Er schaffte es hinaus und in sein Auto, bevor er anfing zu zittern. Er lehnte sich in seinem Sitz zurück und drückte den Kopf ans Fenster, während die Knochen in seinen Beinen anscheinend versuchten, seine Haut einfach abzuschütteln. Die Krämpfe nahmen ihm immer den Atem, also wartete er, bis sie nachließen, bevor er sein Handy hervorzog, um Kat anzurufen, die beim dritten Klingeln abnahm.
»Hey, Babe. Willst du mit dem Zwerg reden?«
Sam biss die Zähne zusammen und atmete durch die Nase aus. »Ich… gleich. Ich habe gerade… ich bin gerade fertig geworden und, äh…«
»Was haben sie gesagt?«, fragte sie und ihre Stimme war leise und klang beinahe gefährlich.

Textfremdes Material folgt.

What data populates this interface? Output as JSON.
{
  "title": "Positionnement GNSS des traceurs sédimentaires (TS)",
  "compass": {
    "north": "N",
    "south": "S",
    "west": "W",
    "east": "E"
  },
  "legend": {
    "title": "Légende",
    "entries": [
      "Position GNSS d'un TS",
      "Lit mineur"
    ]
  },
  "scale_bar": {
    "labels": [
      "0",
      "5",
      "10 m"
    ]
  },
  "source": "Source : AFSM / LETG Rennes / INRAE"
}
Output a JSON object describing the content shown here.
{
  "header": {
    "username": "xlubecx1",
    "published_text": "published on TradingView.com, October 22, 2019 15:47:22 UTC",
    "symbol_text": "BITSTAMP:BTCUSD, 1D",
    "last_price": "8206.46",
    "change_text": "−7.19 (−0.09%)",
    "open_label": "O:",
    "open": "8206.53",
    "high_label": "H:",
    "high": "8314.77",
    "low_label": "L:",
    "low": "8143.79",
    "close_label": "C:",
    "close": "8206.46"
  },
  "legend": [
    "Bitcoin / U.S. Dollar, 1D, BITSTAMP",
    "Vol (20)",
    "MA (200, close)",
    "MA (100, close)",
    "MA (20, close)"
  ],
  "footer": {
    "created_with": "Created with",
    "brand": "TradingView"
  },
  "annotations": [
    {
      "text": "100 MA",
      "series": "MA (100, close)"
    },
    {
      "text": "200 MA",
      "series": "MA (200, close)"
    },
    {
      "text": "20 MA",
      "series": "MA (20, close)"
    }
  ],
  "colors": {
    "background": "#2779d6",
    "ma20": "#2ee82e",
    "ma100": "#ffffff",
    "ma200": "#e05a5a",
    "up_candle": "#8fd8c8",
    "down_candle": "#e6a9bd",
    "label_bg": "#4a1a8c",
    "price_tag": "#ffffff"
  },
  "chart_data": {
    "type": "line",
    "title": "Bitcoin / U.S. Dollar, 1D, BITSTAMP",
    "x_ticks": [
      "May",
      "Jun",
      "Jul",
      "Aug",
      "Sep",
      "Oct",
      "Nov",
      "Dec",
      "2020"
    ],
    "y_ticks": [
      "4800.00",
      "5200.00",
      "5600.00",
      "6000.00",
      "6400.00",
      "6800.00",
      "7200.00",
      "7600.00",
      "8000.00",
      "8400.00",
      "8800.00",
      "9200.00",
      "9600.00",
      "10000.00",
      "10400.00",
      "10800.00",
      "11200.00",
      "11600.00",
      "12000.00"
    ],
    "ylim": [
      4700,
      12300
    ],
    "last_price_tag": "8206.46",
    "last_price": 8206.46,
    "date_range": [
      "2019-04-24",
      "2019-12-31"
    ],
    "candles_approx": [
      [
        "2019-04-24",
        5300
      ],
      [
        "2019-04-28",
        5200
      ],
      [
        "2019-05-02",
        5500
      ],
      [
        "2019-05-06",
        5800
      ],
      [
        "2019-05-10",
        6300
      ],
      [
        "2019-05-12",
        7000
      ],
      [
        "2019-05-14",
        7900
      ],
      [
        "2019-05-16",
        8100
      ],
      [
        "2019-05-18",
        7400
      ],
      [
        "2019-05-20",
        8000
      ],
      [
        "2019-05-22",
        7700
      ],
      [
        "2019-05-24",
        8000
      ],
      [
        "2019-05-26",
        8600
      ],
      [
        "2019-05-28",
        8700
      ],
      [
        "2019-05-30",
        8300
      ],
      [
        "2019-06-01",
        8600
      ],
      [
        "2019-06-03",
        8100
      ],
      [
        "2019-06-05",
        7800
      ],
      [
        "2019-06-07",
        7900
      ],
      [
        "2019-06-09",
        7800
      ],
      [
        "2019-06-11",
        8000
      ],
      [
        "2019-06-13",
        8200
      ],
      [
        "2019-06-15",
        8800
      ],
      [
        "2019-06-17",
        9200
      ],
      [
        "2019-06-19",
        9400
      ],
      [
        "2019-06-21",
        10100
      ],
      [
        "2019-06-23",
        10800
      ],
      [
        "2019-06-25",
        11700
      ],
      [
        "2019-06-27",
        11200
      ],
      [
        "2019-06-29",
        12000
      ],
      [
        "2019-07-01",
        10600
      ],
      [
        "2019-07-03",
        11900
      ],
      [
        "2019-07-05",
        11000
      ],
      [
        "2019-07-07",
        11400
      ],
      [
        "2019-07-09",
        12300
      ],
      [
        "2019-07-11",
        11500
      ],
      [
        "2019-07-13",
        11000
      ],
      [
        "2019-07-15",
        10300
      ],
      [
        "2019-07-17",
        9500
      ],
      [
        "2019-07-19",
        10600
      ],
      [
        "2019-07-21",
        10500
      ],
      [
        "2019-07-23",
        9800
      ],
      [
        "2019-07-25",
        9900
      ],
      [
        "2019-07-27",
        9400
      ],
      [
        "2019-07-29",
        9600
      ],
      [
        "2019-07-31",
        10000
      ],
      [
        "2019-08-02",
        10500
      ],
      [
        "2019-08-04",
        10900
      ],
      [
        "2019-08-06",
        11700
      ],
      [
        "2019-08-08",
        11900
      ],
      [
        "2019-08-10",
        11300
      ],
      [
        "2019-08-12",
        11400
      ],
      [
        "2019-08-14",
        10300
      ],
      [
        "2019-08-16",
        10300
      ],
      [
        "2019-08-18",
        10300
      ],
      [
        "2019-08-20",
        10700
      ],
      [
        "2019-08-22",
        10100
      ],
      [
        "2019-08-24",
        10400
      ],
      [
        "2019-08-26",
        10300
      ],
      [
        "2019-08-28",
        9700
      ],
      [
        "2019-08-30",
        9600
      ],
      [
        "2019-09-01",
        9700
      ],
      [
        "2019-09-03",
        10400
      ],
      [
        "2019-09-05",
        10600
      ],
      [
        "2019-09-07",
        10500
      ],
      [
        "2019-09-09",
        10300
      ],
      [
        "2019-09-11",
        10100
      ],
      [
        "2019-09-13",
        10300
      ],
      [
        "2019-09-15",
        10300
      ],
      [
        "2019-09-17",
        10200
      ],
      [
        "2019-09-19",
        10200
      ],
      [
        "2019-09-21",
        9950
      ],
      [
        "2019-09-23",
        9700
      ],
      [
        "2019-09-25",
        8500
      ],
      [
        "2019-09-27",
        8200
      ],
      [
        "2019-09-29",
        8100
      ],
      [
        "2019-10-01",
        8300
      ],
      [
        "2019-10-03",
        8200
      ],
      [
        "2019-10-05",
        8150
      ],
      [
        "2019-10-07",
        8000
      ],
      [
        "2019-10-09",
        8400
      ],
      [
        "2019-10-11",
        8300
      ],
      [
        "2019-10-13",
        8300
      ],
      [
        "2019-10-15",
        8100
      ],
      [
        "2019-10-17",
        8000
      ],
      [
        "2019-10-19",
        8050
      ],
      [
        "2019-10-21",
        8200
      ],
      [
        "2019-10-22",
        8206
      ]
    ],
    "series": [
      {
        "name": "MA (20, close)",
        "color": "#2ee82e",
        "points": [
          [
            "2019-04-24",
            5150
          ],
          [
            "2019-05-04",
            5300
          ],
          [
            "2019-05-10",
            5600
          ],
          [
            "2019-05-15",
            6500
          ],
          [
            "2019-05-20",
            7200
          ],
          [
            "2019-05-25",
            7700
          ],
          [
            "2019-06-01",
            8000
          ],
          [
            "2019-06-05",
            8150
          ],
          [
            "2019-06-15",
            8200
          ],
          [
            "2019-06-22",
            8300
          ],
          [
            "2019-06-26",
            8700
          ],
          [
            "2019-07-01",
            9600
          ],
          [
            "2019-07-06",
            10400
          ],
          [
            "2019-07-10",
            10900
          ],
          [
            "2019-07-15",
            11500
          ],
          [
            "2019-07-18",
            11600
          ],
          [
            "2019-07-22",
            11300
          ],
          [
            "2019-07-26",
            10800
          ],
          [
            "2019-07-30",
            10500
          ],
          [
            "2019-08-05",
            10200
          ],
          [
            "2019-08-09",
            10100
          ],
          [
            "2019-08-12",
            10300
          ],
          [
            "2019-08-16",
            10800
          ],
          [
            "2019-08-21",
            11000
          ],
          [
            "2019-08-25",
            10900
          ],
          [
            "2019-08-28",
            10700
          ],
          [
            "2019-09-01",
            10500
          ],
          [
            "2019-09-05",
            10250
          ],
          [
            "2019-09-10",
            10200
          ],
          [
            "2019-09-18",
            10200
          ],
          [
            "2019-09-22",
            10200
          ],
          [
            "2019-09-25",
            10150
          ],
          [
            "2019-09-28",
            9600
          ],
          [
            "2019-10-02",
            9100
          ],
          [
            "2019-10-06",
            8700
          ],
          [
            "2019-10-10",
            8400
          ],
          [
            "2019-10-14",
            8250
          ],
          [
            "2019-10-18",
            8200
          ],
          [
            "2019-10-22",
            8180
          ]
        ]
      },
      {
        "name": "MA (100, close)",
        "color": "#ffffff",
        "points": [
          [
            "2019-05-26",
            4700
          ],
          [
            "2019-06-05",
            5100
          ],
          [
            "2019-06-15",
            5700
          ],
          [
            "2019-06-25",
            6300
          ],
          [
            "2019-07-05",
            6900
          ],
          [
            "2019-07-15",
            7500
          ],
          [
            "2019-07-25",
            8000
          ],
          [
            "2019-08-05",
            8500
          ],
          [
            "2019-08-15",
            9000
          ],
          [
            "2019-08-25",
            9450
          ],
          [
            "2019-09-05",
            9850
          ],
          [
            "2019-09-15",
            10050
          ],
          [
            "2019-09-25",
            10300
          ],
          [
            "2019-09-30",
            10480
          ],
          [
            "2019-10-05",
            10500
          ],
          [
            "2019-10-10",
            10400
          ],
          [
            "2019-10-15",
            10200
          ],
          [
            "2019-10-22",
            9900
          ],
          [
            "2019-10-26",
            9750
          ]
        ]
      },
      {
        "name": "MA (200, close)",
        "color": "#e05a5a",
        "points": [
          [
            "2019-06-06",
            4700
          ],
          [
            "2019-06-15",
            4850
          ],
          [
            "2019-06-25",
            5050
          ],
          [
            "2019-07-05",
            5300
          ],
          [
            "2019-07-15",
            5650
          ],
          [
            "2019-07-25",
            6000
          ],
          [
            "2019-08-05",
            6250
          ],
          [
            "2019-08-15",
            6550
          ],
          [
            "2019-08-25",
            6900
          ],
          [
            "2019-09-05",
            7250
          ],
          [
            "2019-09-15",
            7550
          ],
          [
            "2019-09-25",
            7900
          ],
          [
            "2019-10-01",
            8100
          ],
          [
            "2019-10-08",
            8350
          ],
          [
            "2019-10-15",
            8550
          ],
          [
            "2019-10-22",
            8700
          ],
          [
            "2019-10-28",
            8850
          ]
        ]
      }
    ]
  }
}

»Nichts. Es ist… ich muss sechs Wochen lang an einem verdammten Kurs teilnehmen, und dann werden sie meinen Fall neu beurteilen«, gestand er. Er schluckte schwer. »Und sie sagten, sie wollen versuchen, ihren leiblichen Vater ausfindig zu machen, um herauszufinden, ob es in seiner Familie jemanden gibt, der das Sorgerecht beantragen möchte.«
»Großer Gott«, hauchte sie. »Sam…«
»Hör mal, es ist ‒ es ist, wie es ist. Ich werde einfach den Mund halten und weitermachen. Das ist alles, was ich im Moment tun kann.«
Nach einem Moment der Stille sagte Kat: »Lass sie heute Nacht hier. Sie spielt mit Jazzy und wir gehen nachher Pizza essen. Du kannst nach Hause gehen und dir etwas Ruhe gönnen. Ich bringe sie morgen Früh nach Hause, okay? Und ich sage Tony, er soll deine Termine morgen verschieben.«
»Nein«, setzte er an.
»Diskutier nicht mit mir«, fuhr Kat auf. »Du weißt, dass du das brauchst.«
Er hasste, dass sie recht hatte, und ließ den Kopf aufs Lenkrad fallen. »Ja. Also gut.«
»Ruf mich einfach an, wenn du zu Hause bist, damit ich weiß, dass alles in Ordnung ist. Und ruf vielleicht Derek an, damit er dich ein wenig ablenkt, okay? Alles wird gut.«
Er wollte sie zurechtweisen, dass sie kein Recht hatte, das zu sagen, weil er im Moment wirklich keinen Grund hatte zu glauben, dass es so kommen würde. Wäre er ein anderer Mensch ‒ mit weniger Tattoos und einem besseren Ruf, mit einer heldenhaften Vergangenheit, auf die er sich berufen konnte, könnte er sich vielleicht an die Öffentlichkeit wenden und den Staat für diesen Bull-shit an den Pranger stellen. Aber er war bloß ein Niemand. Ein Niemand, dessen Eltern es nicht ertragen konnten, auch nur an ihn zu denken, und der nicht viel mit seinem Leben angefangen hatte, abgesehen davon, sich in einer kleinen Stadt einzurichten und dort Wurzeln zu schlagen.
Aber wenigstens das hatte er. Seine Familie, sein Geschäft und vorerst ‒ sein kleines Mädchen. »Ich rufe dich später an«, versicherte er ihr und legte dann auf, bevor sie noch etwas sagen konnte. Er wollte einfach nur nach Hause und diese kleine Pause, die Kat ihm anbot, na ja, die musste genügen.